Splunk 4.3 is now out and for a minor release it packs an elephant-sized punch! Our continuing emphasis on enhancing usability means that Splunk reaches more and more users on a daily basis. There are also subtle features we continue to add to make data exploration simpler and faster.
One exciting example is the new feature we added that makes structured data formats like XML/JSON easier to navigate within Splunk. While Splunk could always ingest XML/JSON data easily, navigating the nested hierarchical structure of these data formats was not intuitive.
With 4.3, we handle this data much better. Not only did we add color coding for fields within the hierarchy, we also added a search command “spath” that lets you utilize the natural hierarchy specified within XML/JSON to extract, manipulate and report on fields within your structured data easily!
More on spath here: http://docs.splunk.com/Documentation/Splunk/4.3/SearchReference/Spath .
And watch it in action in the 4.3 demo video
With a command like spath at your disposal, asking questions of your JSON/XML data becomes trivial. Reporting, analyzing this additional data and linking it with other data in your environment becomes really easy.
Derek Mock, one of our 4.3 beta customers, who is Director of Software Development at Ceryx, a leading messaging and collaboration hosting company, said: “We are currently indexing a file from a DB that includes a column with XML. Having spath will make field extraction from that particular data source much easier.”

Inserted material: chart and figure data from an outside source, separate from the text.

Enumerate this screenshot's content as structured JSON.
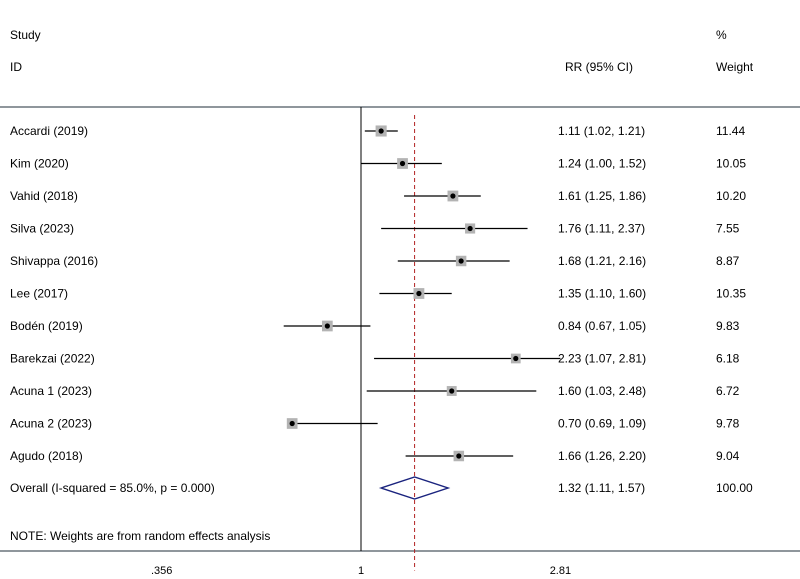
{
  "chart_data": {
    "type": "forest",
    "headers": {
      "study_line1": "Study",
      "study_line2": "ID",
      "effect": "RR (95% CI)",
      "weight_line1": "%",
      "weight_line2": "Weight"
    },
    "null_value": 1,
    "pooled_estimate": 1.32,
    "x_ticks": [
      {
        "value": 0.356,
        "label": ".356"
      },
      {
        "value": 1,
        "label": "1"
      },
      {
        "value": 2.81,
        "label": "2.81"
      }
    ],
    "xlim": [
      0.356,
      2.81
    ],
    "studies": [
      {
        "label": "Accardi (2019)",
        "rr": 1.11,
        "lower": 1.02,
        "upper": 1.21,
        "ci_text": "1.11 (1.02, 1.21)",
        "weight": 11.44,
        "weight_text": "11.44"
      },
      {
        "label": "Kim (2020)",
        "rr": 1.24,
        "lower": 1.0,
        "upper": 1.52,
        "ci_text": "1.24 (1.00, 1.52)",
        "weight": 10.05,
        "weight_text": "10.05"
      },
      {
        "label": "Vahid (2018)",
        "rr": 1.61,
        "lower": 1.25,
        "upper": 1.86,
        "ci_text": "1.61 (1.25, 1.86)",
        "weight": 10.2,
        "weight_text": "10.20"
      },
      {
        "label": "Silva (2023)",
        "rr": 1.76,
        "lower": 1.11,
        "upper": 2.37,
        "ci_text": "1.76 (1.11, 2.37)",
        "weight": 7.55,
        "weight_text": "7.55"
      },
      {
        "label": "Shivappa  (2016)",
        "rr": 1.68,
        "lower": 1.21,
        "upper": 2.16,
        "ci_text": "1.68 (1.21, 2.16)",
        "weight": 8.87,
        "weight_text": "8.87"
      },
      {
        "label": "Lee (2017)",
        "rr": 1.35,
        "lower": 1.1,
        "upper": 1.6,
        "ci_text": "1.35 (1.10, 1.60)",
        "weight": 10.35,
        "weight_text": "10.35"
      },
      {
        "label": "Bodén  (2019)",
        "rr": 0.84,
        "lower": 0.67,
        "upper": 1.05,
        "ci_text": "0.84 (0.67, 1.05)",
        "weight": 9.83,
        "weight_text": "9.83"
      },
      {
        "label": "Barekzai (2022)",
        "rr": 2.23,
        "lower": 1.07,
        "upper": 2.81,
        "ci_text": "2.23 (1.07, 2.81)",
        "weight": 6.18,
        "weight_text": "6.18"
      },
      {
        "label": "Acuna 1 (2023)",
        "rr": 1.6,
        "lower": 1.03,
        "upper": 2.48,
        "ci_text": "1.60 (1.03, 2.48)",
        "weight": 6.72,
        "weight_text": "6.72"
      },
      {
        "label": "Acuna 2 (2023)",
        "rr": 0.7,
        "lower": 0.69,
        "upper": 1.09,
        "ci_text": "0.70 (0.69, 1.09)",
        "weight": 9.78,
        "weight_text": "9.78"
      },
      {
        "label": "Agudo (2018)",
        "rr": 1.66,
        "lower": 1.26,
        "upper": 2.2,
        "ci_text": "1.66 (1.26, 2.20)",
        "weight": 9.04,
        "weight_text": "9.04"
      }
    ],
    "overall": {
      "label": "Overall  (I-squared = 85.0%, p = 0.000)",
      "rr": 1.32,
      "lower": 1.11,
      "upper": 1.57,
      "ci_text": "1.32 (1.11, 1.57)",
      "weight": 100.0,
      "weight_text": "100.00"
    },
    "note": "NOTE: Weights are from random effects analysis",
    "colors": {
      "text": "#000000",
      "box": "#b3b3b3",
      "line": "#000000",
      "diamond": "#1a237e",
      "pooled_line": "#b22222",
      "border": "#1f2d3a"
    }
  }
}
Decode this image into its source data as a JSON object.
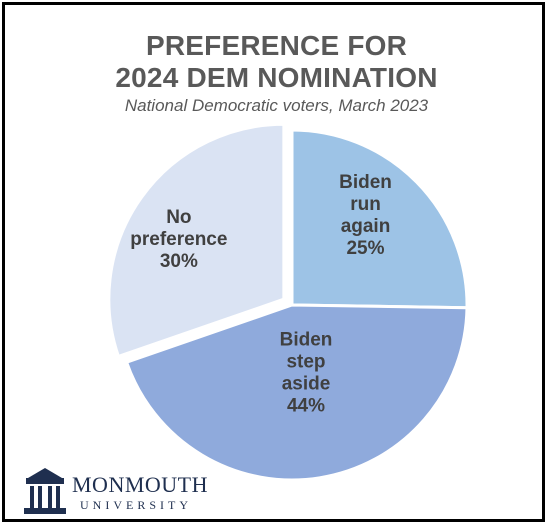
{
  "title_line1": "PREFERENCE FOR",
  "title_line2": "2024 DEM NOMINATION",
  "subtitle": "National Democratic voters, March 2023",
  "chart_data": {
    "type": "pie",
    "title": "PREFERENCE FOR 2024 DEM NOMINATION",
    "subtitle": "National Democratic voters, March 2023",
    "slices": [
      {
        "label_lines": [
          "Biden",
          "run",
          "again",
          "25%"
        ],
        "value": 25,
        "color": "#9dc3e6",
        "exploded": false
      },
      {
        "label_lines": [
          "Biden",
          "step",
          "aside",
          "44%"
        ],
        "value": 44,
        "color": "#8faadc",
        "exploded": false
      },
      {
        "label_lines": [
          "No",
          "preference",
          "30%"
        ],
        "value": 30,
        "color": "#dae3f3",
        "exploded": true
      }
    ]
  },
  "logo": {
    "name": "MONMOUTH",
    "sub": "UNIVERSITY",
    "icon": "university-building-icon",
    "color": "#1f2f4f"
  }
}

Another feature he found useful was Data Input Preview, “Working with a particularly difficult source, I was able to reduce the time it would have taken before from days or a week to literally an hour.”
Data Input Preview is for all those uncommon and fussy data-types that are difficult to parse through and make usable. Data Input Preview let’s you see exactly how Splunk will understand your timestamps and event boundaries BEFORE you index your data. You can make adjustments to timestamps and event boundaries and save these so that future indexing by Splunk parses the data the way you want it.
What does this mean to some of our IT operations and application management professionals? Well, making it easier to get data into Splunk in the first place, means more data in Splunk. And with more data, customers have a greater opportunity to make connections across different interconnected tiers of their application environment, and gain deeper operational insights.
After speaking to a lot of our early 4.3 users, one user from a Top 5 Home Improvement Retailer summarized the general sentiment: “Some of my applications generate XML logs and I can’t wait to get them into Splunk 4.3 and get visibility across yet another application tier.”
So give it a try and happy Splunking – now with 4.3!